Variants of the SLS have come thick and fast since the car was unveiled in 2009, with one-offs popping up alongside the mainstream models. But the Black series is a different beast altogether. A regular SLS, with its big V8 and 570-odd horsepower would be something, but the lighter, faster, bigger Black is the dark father of them all.
Unlike the 300SL, the Black of today is faced with an army of potential opposition. And yet the fact that the mere mention of the Black sends a shiver down my spine says something about the complete reversal of my esteem for Mercedes-Benz in general. Like the 300SL, I don’t think you can get in this car and think calm, rational thoughts.
Especially not when the big 6.2-litre V8 turns over. Six hundred and twenty dark horses strain at the leash. Darkness descends, ravens fly from the trees, the time of reckoning is upon the world. If my reaction to the 300SL is more visual, the SLS Black is definitely aural.
Individually hand-built in the AMG tradition, the engine bay may not be as industrial looking as the 300SL, but as we know modern engine bays are less for mechanics and more for technicians. Compared to the laid-bare mechanicals of the 300SL, it’s what the engine does in the SLS rather than how that keeps my interest.
It also doesn’t have a hammer in its tool kit, unlike the 300SL. It depends on your frame of mind as to whether this is a pro or con.
With all the talk of power and performance, it’s easy to think that both cars would be challenging places to be. But despite the 60 years difference, the concessions to utility are present in both of these tame racers. Strangely, it’s actually the 300SL that has the most complex arrangement of dials and switchgear.
In comparison, the SLS has a simple two-dial setup, with an LCD central display and rev counter.
The 300SL’s interior has a lustrous leather interior that sumptuously covers the entire cockpit; it stretches and settles organically, burnished with age, giving an even more tactile and attractive look. And look! It even has speakers for the radio!

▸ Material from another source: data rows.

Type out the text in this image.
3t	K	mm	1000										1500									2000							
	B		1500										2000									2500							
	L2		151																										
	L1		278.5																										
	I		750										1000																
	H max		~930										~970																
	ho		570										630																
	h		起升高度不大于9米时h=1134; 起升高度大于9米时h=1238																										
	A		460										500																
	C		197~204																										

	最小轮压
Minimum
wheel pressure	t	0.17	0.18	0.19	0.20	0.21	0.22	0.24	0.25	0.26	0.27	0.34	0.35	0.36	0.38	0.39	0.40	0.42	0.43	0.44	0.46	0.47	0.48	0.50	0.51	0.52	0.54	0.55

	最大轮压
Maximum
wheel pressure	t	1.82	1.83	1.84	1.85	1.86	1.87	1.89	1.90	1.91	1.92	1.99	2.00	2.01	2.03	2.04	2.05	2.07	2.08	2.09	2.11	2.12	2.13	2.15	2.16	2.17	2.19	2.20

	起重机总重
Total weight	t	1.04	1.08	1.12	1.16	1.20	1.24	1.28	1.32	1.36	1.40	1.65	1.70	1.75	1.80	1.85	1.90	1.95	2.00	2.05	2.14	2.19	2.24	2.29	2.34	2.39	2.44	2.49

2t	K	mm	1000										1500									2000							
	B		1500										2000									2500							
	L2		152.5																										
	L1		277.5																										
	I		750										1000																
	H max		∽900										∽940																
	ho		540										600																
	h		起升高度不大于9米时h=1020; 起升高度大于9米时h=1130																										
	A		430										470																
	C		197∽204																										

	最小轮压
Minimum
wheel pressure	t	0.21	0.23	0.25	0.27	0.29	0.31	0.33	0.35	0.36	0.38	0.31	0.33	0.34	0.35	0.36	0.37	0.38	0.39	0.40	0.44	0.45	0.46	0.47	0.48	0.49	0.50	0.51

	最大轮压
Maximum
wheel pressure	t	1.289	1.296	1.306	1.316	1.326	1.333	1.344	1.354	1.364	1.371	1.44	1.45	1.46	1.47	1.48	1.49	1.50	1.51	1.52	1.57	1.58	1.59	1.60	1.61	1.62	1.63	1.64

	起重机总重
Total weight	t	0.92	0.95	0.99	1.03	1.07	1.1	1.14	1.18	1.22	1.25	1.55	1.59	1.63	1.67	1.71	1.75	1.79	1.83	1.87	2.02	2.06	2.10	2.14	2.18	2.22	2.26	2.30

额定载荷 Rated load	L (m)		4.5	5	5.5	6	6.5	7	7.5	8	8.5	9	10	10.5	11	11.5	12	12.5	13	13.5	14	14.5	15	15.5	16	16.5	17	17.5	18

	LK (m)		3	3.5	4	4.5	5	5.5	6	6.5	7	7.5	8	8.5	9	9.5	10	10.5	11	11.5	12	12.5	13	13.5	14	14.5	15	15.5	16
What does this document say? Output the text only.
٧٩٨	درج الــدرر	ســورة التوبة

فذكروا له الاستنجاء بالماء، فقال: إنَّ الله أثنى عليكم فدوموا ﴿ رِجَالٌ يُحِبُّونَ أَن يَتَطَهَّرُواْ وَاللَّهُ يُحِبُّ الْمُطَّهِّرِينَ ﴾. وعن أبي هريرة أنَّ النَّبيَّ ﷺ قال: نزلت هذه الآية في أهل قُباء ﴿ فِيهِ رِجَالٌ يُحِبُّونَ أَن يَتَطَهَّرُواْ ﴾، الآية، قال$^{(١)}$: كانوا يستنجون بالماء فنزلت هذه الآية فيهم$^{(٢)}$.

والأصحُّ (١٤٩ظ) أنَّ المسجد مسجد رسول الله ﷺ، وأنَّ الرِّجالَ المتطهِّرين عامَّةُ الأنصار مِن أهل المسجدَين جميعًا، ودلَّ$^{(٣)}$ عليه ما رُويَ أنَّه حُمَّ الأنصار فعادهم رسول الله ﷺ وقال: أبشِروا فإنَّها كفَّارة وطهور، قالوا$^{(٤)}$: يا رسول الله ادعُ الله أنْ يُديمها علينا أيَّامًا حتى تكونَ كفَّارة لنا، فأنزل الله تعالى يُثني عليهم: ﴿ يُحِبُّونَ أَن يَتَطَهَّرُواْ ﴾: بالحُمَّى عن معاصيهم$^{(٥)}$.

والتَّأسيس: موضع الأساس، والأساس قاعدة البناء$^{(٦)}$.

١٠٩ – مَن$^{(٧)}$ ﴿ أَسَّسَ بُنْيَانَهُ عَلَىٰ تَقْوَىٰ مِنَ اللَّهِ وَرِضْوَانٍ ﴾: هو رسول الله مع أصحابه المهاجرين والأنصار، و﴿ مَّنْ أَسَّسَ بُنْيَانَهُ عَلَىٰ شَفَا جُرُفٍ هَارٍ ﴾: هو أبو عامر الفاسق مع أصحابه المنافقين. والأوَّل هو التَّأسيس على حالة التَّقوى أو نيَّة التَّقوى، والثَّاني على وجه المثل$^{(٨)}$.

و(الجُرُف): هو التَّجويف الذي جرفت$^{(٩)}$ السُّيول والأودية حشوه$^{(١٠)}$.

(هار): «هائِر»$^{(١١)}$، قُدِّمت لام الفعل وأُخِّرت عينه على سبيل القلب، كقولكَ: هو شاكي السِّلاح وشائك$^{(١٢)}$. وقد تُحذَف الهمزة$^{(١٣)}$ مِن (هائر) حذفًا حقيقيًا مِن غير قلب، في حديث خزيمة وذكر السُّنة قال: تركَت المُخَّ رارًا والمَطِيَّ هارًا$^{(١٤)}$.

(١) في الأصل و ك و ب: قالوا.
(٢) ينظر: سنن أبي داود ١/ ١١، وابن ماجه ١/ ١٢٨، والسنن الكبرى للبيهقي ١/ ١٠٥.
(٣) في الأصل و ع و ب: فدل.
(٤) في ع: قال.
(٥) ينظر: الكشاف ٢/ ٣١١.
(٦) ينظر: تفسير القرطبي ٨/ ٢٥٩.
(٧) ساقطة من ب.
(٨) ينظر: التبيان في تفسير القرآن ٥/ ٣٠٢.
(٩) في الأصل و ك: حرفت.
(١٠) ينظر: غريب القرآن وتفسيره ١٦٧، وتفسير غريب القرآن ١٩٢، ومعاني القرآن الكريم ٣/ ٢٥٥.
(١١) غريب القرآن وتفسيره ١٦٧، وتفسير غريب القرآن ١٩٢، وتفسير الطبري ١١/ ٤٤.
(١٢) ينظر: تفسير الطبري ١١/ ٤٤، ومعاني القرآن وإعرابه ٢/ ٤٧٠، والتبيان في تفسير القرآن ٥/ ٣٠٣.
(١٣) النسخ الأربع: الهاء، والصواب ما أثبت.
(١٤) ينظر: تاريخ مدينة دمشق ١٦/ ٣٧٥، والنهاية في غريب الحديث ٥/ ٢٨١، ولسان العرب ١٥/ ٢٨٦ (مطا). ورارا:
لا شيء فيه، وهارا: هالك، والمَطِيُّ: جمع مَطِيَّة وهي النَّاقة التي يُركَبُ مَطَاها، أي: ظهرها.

Of course there’s no stick-shift for the SLS: just a fighter-jet style lever for the semi-auto ‘box on the central console, nestling in a sea of carbon fibre and stitched Alcantara. Must. Press. The. Red. Button.
If there’s one thing I’d change, it’s the steering wheel. Yes, that’s pretty much as negative as I can get about the Black. The stitched wheel and vertical indicator might have racing pedigree, but the plain and plasticky central face reduces the impact for me.
Sixty years. It’s a long time. The top speed has gone up 40mph. The weight by 300kg. The engine capacity has doubled. You can drive one in a town without it overheating. But does any of that really matter?
What we have here are two cars that represent the raw emotion of the automobile. When I look at the SLS Black and the 300SL, I see two sides of the same coin. There’s beauty, there’s power and there’s toughness. Let’s hope it’s not another 60 years for the next spiritual successor to the original legend.